Whoa: Nationals Reportedly Acquire Doug Fister from the Tigers – Considerable Implications Here (UPDATE)
This offseason is seriously going to be full of exciting trades, isn’t it?
According to Chris Cotillo, and later confirmed by Ken Rosenthal (does someone have a job offer lined up for Cotillo yet?), the Washington Nationals have picked up their front-end arm in the form of Doug Fister, coming over from the Detroit Tigers. The return is not yet known, but it’s going to be steep.
The Nationals have been in the market for a big-time arm for a while now, and the Tigers have been looking to trade an arm, but I don’t think anyone saw this particular trade coming. Fister, 29, is under control for two more seasons, and has been fantastic since coming to the Tigers back in 2011, by way of the Mariners (WAR the last three years: 5.2, 3.5, 4.6 – dude is legit). The Tigers were instead believed to be shopping Rick Porcello, or, to a lesser extent, Max Scherzer (who is a free agent after 2014).
The implications here are manyfold, and they mostly relate to Jeff Samardzija. First – and not related to Samardzija – the Nationals are out of the market for another arm, meaning they won’t be signing any free agent starters. Second – and related to Samardzija – the Nationals are out of the market for another arm, meaning they won’t be trading for Samardzija.
Getting to a more nuanced level, the impact to the Samardzija market is interesting here. On the one hand, the Cubs lose the Nationals as a possibility (if they’re looking to trade Samardzija, that is), and there was a plausible connection there. On the other hand, Porcello and Scherzer are now off of the market, meaning that the competition has decreased. I’m thinking this is a net positive for the Samardzija market.
Once we learn the return in the deal, the impact on a Samardzija trade could be even more significant here, given the parallels in Fister’s and Samardzija’s value (big righties with two years of control and great peripherals – though Samardzija is a year younger). So, I suppose when I said the return “is going to be steep,” I meant to say: “Let’s hope it’s steep.”
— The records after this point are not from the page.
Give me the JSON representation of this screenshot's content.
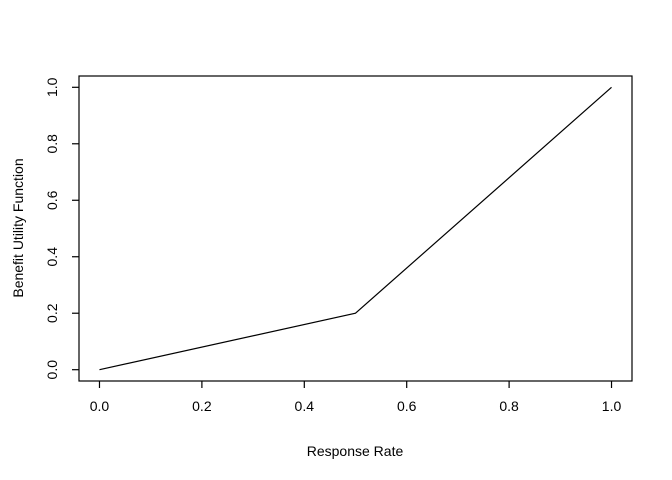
{
  "chart_data": {
    "type": "line",
    "title": "",
    "xlabel": "Response Rate",
    "ylabel": "Benefit Utility Function",
    "x": [
      0.0,
      0.5,
      1.0
    ],
    "y": [
      0.0,
      0.2,
      1.0
    ],
    "xlim": [
      0.0,
      1.0
    ],
    "ylim": [
      0.0,
      1.0
    ],
    "x_ticks": {
      "values": [
        0.0,
        0.2,
        0.4,
        0.6,
        0.8,
        1.0
      ],
      "labels": [
        "0.0",
        "0.2",
        "0.4",
        "0.6",
        "0.8",
        "1.0"
      ]
    },
    "y_ticks": {
      "values": [
        0.0,
        0.2,
        0.4,
        0.6,
        0.8,
        1.0
      ],
      "labels": [
        "0.0",
        "0.2",
        "0.4",
        "0.6",
        "0.8",
        "1.0"
      ]
    },
    "grid": false,
    "legend": "none",
    "line_color": "#000000",
    "axis_color": "#000000",
    "text_color": "#000000",
    "background_color": "#ffffff"
  }
}
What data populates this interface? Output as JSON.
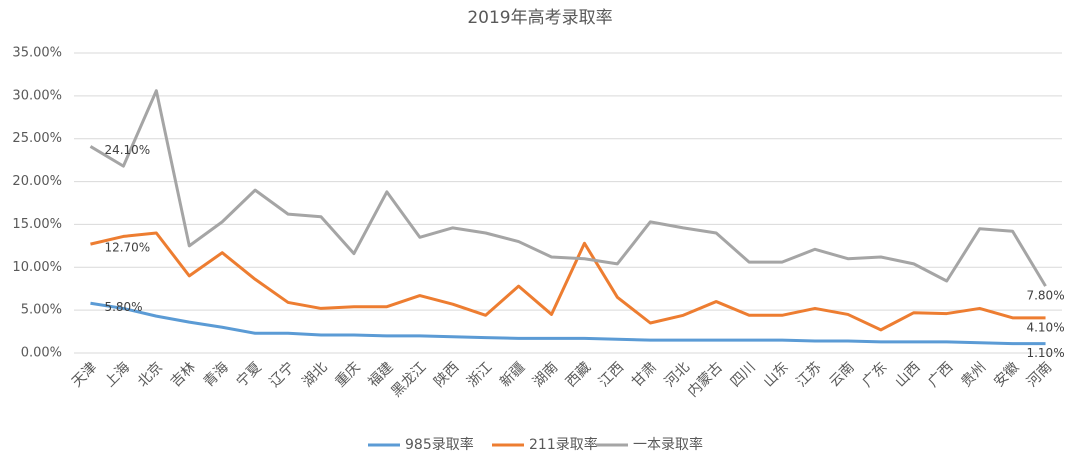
{
  "chart_data": {
    "type": "line",
    "title": "2019年高考录取率",
    "categories": [
      "天津",
      "上海",
      "北京",
      "吉林",
      "青海",
      "宁夏",
      "辽宁",
      "湖北",
      "重庆",
      "福建",
      "黑龙江",
      "陕西",
      "浙江",
      "新疆",
      "湖南",
      "西藏",
      "江西",
      "甘肃",
      "河北",
      "内蒙古",
      "四川",
      "山东",
      "江苏",
      "云南",
      "广东",
      "山西",
      "广西",
      "贵州",
      "安徽",
      "河南"
    ],
    "series": [
      {
        "name": "985录取率",
        "color": "#5b9bd5",
        "values": [
          5.8,
          5.2,
          4.3,
          3.6,
          3.0,
          2.3,
          2.3,
          2.1,
          2.1,
          2.0,
          2.0,
          1.9,
          1.8,
          1.7,
          1.7,
          1.7,
          1.6,
          1.5,
          1.5,
          1.5,
          1.5,
          1.5,
          1.4,
          1.4,
          1.3,
          1.3,
          1.3,
          1.2,
          1.1,
          1.1
        ],
        "value_labels": [
          "5.80%",
          null,
          null,
          null,
          null,
          null,
          null,
          null,
          null,
          null,
          null,
          null,
          null,
          null,
          null,
          null,
          null,
          null,
          null,
          null,
          null,
          null,
          null,
          null,
          null,
          null,
          null,
          null,
          null,
          "1.10%"
        ]
      },
      {
        "name": "211录取率",
        "color": "#ed7d31",
        "values": [
          12.7,
          13.6,
          14.0,
          9.0,
          11.7,
          8.6,
          5.9,
          5.2,
          5.4,
          5.4,
          6.7,
          5.7,
          4.4,
          7.8,
          4.5,
          12.8,
          6.5,
          3.5,
          4.4,
          6.0,
          4.4,
          4.4,
          5.2,
          4.5,
          2.7,
          4.7,
          4.6,
          5.2,
          4.1,
          4.1
        ],
        "value_labels": [
          "12.70%",
          null,
          null,
          null,
          null,
          null,
          null,
          null,
          null,
          null,
          null,
          null,
          null,
          null,
          null,
          null,
          null,
          null,
          null,
          null,
          null,
          null,
          null,
          null,
          null,
          null,
          null,
          null,
          null,
          "4.10%"
        ]
      },
      {
        "name": "一本录取率",
        "color": "#a5a5a5",
        "values": [
          24.1,
          21.8,
          30.6,
          12.5,
          15.3,
          19.0,
          16.2,
          15.9,
          11.6,
          18.8,
          13.5,
          14.6,
          14.0,
          13.0,
          11.2,
          11.0,
          10.4,
          15.3,
          14.6,
          14.0,
          10.6,
          10.6,
          12.1,
          11.0,
          11.2,
          10.4,
          8.4,
          14.5,
          14.2,
          7.8
        ],
        "value_labels": [
          "24.10%",
          null,
          null,
          null,
          null,
          null,
          null,
          null,
          null,
          null,
          null,
          null,
          null,
          null,
          null,
          null,
          null,
          null,
          null,
          null,
          null,
          null,
          null,
          null,
          null,
          null,
          null,
          null,
          null,
          "7.80%"
        ]
      }
    ],
    "ylim": [
      0,
      35
    ],
    "yticks": [
      {
        "value": 0,
        "label": "0.00%"
      },
      {
        "value": 5,
        "label": "5.00%"
      },
      {
        "value": 10,
        "label": "10.00%"
      },
      {
        "value": 15,
        "label": "15.00%"
      },
      {
        "value": 20,
        "label": "20.00%"
      },
      {
        "value": 25,
        "label": "25.00%"
      },
      {
        "value": 30,
        "label": "30.00%"
      },
      {
        "value": 35,
        "label": "35.00%"
      }
    ],
    "grid": true
  }
}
UPDATE (7:25pm): Early indications suggest an extremely, shockingly weak package. So I’m not even going to share them, because there’s no way the return is this small. *inserts fingers in ears, closes eyes*
UPDATE 2 (7:33pm): With the Nationals announcing the trade, I’ve got to open my eyes and unplug the ears. It’s Fister for meh utility infielder Steve Lombardozzi, decent young reliever Ian Krol, and organizational top ten pitching prospect Robbie Ray. That’s it. I am without speech. There should have been 28 – literally 28 – other teams lining up to blow that offer out of the water. Is there something wrong with Fister that we’re not aware of? If not, the expected return in any Samardzija deal just took a considerable dive. Fister is arguably better than Samardzija, and he just netted the Tigers a worse package than the Cubs got for two months of Matt Garza.
UPDATE 3 (8:44pm): This is going to vex my entire night. I’m trying to contextualize this package in Cubs terms. It’s not a perfect overlay, but something like Junior Lake, Justin Grimm, and Kyle Hendricks. That’s the range you’re looking at for that Nationals package, which got them two years of a cost-controlled starter who put up the 9th highest WAR total for starting pitchers *in all of baseball* over the past three years. I can’t recall a worse trade in recent memory. Here’s hoping that it’s so bad – and perceived by everyone to be so bad – that it has no impact on the trade value of Samardzija. Not because I want the Cubs to trade him, mind you. But I’d like them to have options that look a hell of a lot better than that Nats package.